A month after the BP Deep Horizon drill rig exploded off the coast of Louisiana, spewing oil into the Gulf of Mexico, President Obama has moved to take greater political control of what is becoming one of the nation’s worst environmental disasters.
On Saturday, Obama named a bipartisan commission to report on the causes of the oil spill but also “to take a comprehensive look at how the oil and gas industry operates and how we regulate them.”
While environmental protection and domestic energy production are the main issues here, there’s also a clear political dimension to finding answers and acting deliberately to prevent future spills.
"There is a strong tendency for the public to penalize incumbents even for natural disasters if there is a plausible governmental angle – regardless of whether the government failed to respond adequately," Eric Schickler, a political science professor at the University of California, Berkley, told Reuters. "If the oil spill has a significant impact on the Gulf Coast economy – and as a result, on the U.S. economy as a whole – it is likely to impose at least some damage on the president and his party."
So far, Republicans have not criticized the administration’s handling of the situation. But that may change depending on the impact of the spill on the environment and the regional (and perhaps national) economy.

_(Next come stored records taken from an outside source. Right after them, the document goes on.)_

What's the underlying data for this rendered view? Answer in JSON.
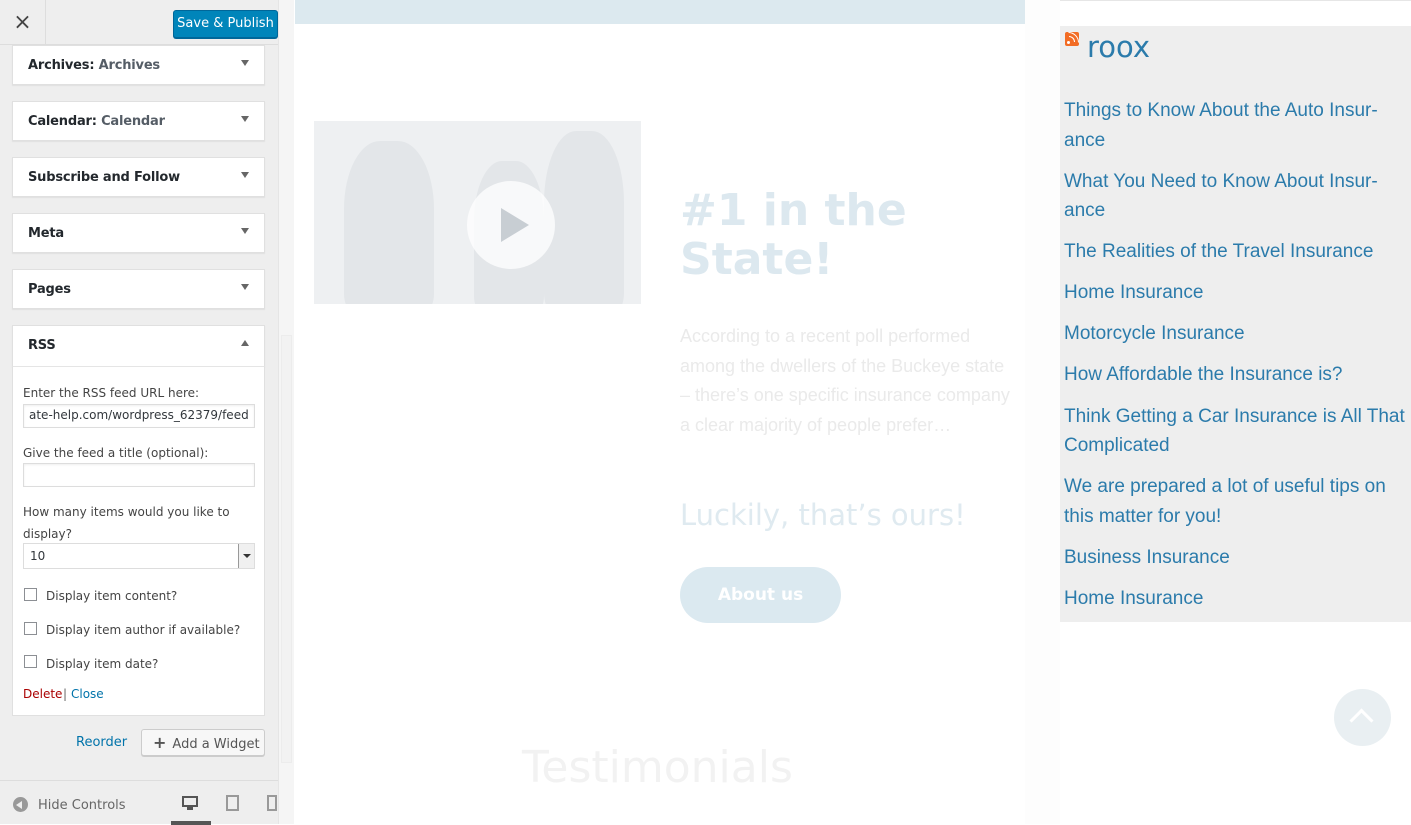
{
  "sidebar": {
    "close_label": "×",
    "save_label": "Save & Publish",
    "widgets": [
      {
        "name": "Archives",
        "sub": "Archives"
      },
      {
        "name": "Calendar",
        "sub": "Calendar"
      },
      {
        "name": "Subscribe and Follow",
        "sub": ""
      },
      {
        "name": "Meta",
        "sub": ""
      },
      {
        "name": "Pages",
        "sub": ""
      },
      {
        "name": "RSS",
        "sub": ""
      }
    ],
    "rss_form": {
      "url_label": "Enter the RSS feed URL here:",
      "url_value": "ate-help.com/wordpress_62379/feed",
      "title_label": "Give the feed a title (optional):",
      "title_value": "",
      "count_label_1": "How many items would you like to",
      "count_label_2": "display?",
      "count_value": "10",
      "opt_content": "Display item content?",
      "opt_author": "Display item author if available?",
      "opt_date": "Display item date?",
      "delete_label": "Delete",
      "separator": "|",
      "close_label": "Close"
    },
    "reorder_label": "Reorder",
    "add_widget_label": "Add a Widget",
    "footer": {
      "hide_controls_label": "Hide Controls"
    }
  },
  "preview": {
    "hero_heading": "#1 in the State!",
    "hero_text": "According to a recent poll performed among the dwellers of the Buckeye state – there’s one specific insurance company a clear majority of people prefer…",
    "hero_sub": "Luckily, that’s ours!",
    "about_label": "About us",
    "testimonials_label": "Testimonials",
    "rss_widget": {
      "title": "roox",
      "items": [
        "Things to Know About the Auto Insur-ance",
        "What You Need to Know About Insur-ance",
        "The Realities of the Travel Insurance",
        "Home Insurance",
        "Motorcycle Insurance",
        "How Affordable the Insurance is?",
        "Think Getting a Car Insurance is All That Complicated",
        "We are prepared a lot of useful tips on this matter for you!",
        "Business Insurance",
        "Home Insurance"
      ]
    }
  },
  "colors": {
    "primary_button": "#0085ba",
    "link": "#0073aa",
    "delete_link": "#aa0000",
    "rss_link": "#2b7bab"
  },
  "icons": [
    "close-icon",
    "chevron-down-icon",
    "chevron-up-icon",
    "plus-icon",
    "hide-controls-icon",
    "desktop-icon",
    "tablet-icon",
    "mobile-icon",
    "play-icon",
    "rss-feed-icon",
    "scroll-top-icon"
  ]
}
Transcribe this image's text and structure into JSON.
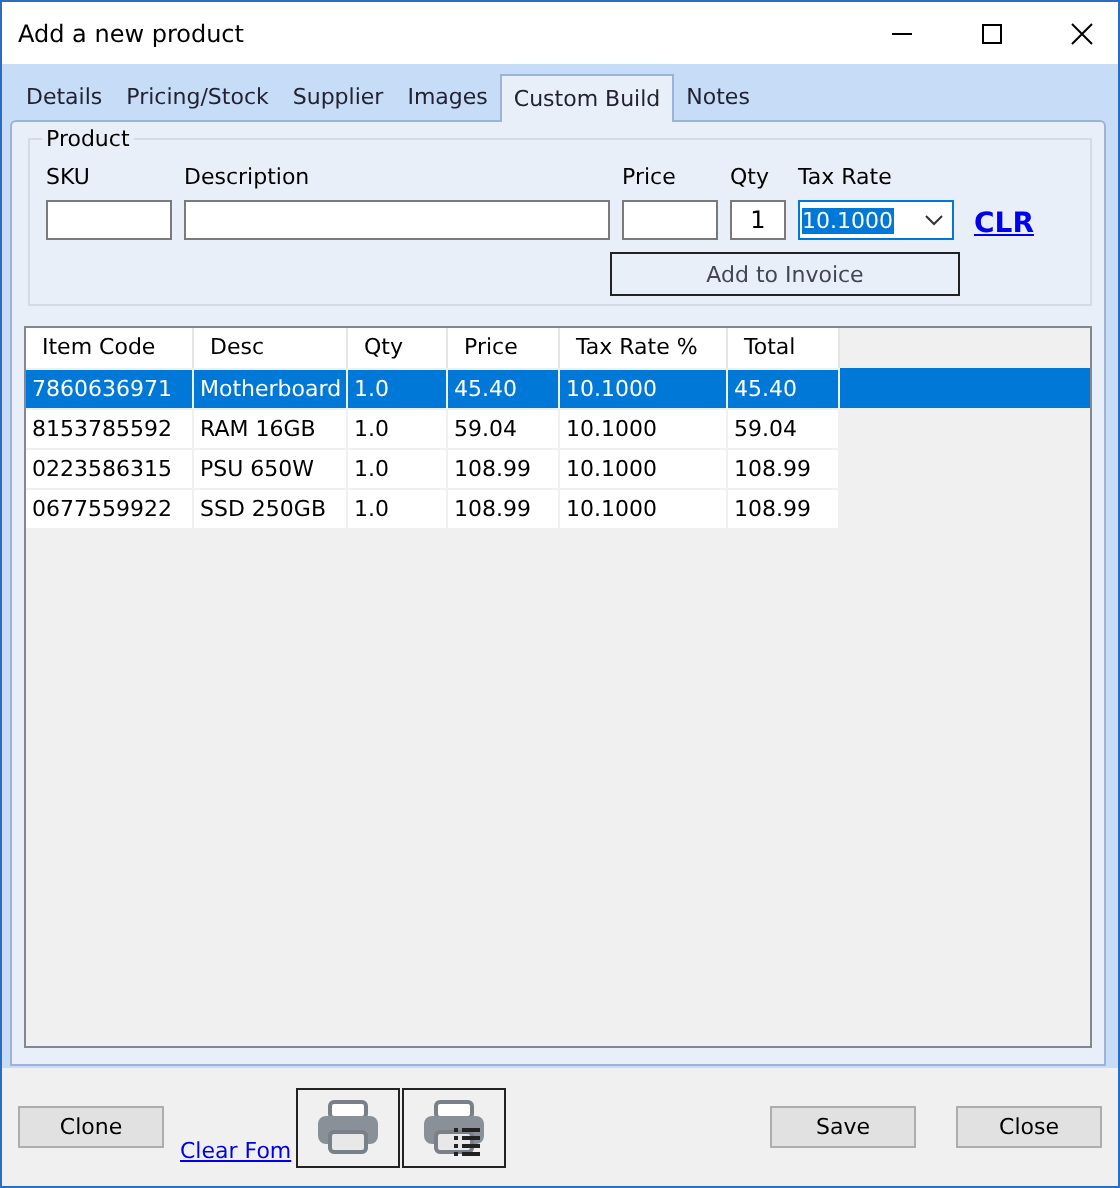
{
  "window": {
    "title": "Add a new product"
  },
  "tabs": [
    {
      "label": "Details",
      "selected": false
    },
    {
      "label": "Pricing/Stock",
      "selected": false
    },
    {
      "label": "Supplier",
      "selected": false
    },
    {
      "label": "Images",
      "selected": false
    },
    {
      "label": "Custom Build",
      "selected": true
    },
    {
      "label": "Notes",
      "selected": false
    }
  ],
  "product": {
    "title": "Product",
    "sku_label": "SKU",
    "description_label": "Description",
    "price_label": "Price",
    "qty_label": "Qty",
    "qty_value": "1",
    "tax_rate_label": "Tax Rate",
    "tax_rate_value": "10.1000",
    "clear_link": "CLR",
    "add_button": "Add to Invoice"
  },
  "table": {
    "columns": [
      "Item Code",
      "Desc",
      "Qty",
      "Price",
      "Tax Rate %",
      "Total"
    ],
    "rows": [
      {
        "cells": [
          "7860636971",
          "Motherboard",
          "1.0",
          "45.40",
          "10.1000",
          "45.40"
        ],
        "selected": true
      },
      {
        "cells": [
          "8153785592",
          "RAM 16GB",
          "1.0",
          "59.04",
          "10.1000",
          "59.04"
        ],
        "selected": false
      },
      {
        "cells": [
          "0223586315",
          "PSU 650W",
          "1.0",
          "108.99",
          "10.1000",
          "108.99"
        ],
        "selected": false
      },
      {
        "cells": [
          "0677559922",
          "SSD 250GB",
          "1.0",
          "108.99",
          "10.1000",
          "108.99"
        ],
        "selected": false
      }
    ]
  },
  "footer": {
    "clone_button": "Clone",
    "clear_form_link": "Clear Fom",
    "save_button": "Save",
    "close_button": "Close"
  }
}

“The President has spent a whole lot of time pointing the finger at BP, and you should point a finger at BP and the other companies involved in it,” Senate Minority Leader Mitch McConnell said on NBC’s Meet the Press last Sunday. “We're also interested to know what the administration did. Was the Minerals Management Service a part of this administration that approved this site? It also approved this spill response plan. What kind of oversight did the administration provide during the course of the drilling?”
In his radio address Saturday, Obama – whose administration moved quickly to address the conflicts of interest at the Minerals Management Service – acknowledged this.
“Even as we continue to hold BP accountable, we also need to hold Washington accountable,” he said. “If the laws on our books are inadequate to prevent such an oil spill or if we didn’t enforce those laws – I want to know it. I want to know what worked and what didn’t work in our response to the disaster, and where oversight of the oil and gas industry broke down. We know, for example, that a cozy relationship between oil and gas companies and agencies that regulate them has long been a source of concern.”
The seven-member “Bipartisan National Commission on the BP Deepwater Horizon Oil Spill and Offshore Drilling” Obama announced Saturday is to report within six months. It is co-chaired by Democrat Bob Graham, former US senator and governor of Florida, and by Republican William Reilly, co-chair of the National Commission on Energy Policy and administrator of the US Environmental Protection Agency under former president George H. W. Bush.
In the Republican response Saturday morning, Senator David Vitter (R) of Louisiana chided Democrats in Congress who he said “have rushed to create media events for television cameras instead of devoting full attention to stopping the immediate problem.”
“I guess it’s typical of the culture in Washington for politicians to believe that they can solve an ongoing crisis with statements and testimonies in Congressional committee rooms,” Vitter said, referring to the hearings that have put BP officials in the hotseat. “But the time for committee hearings is for after the well has been capped – not before.”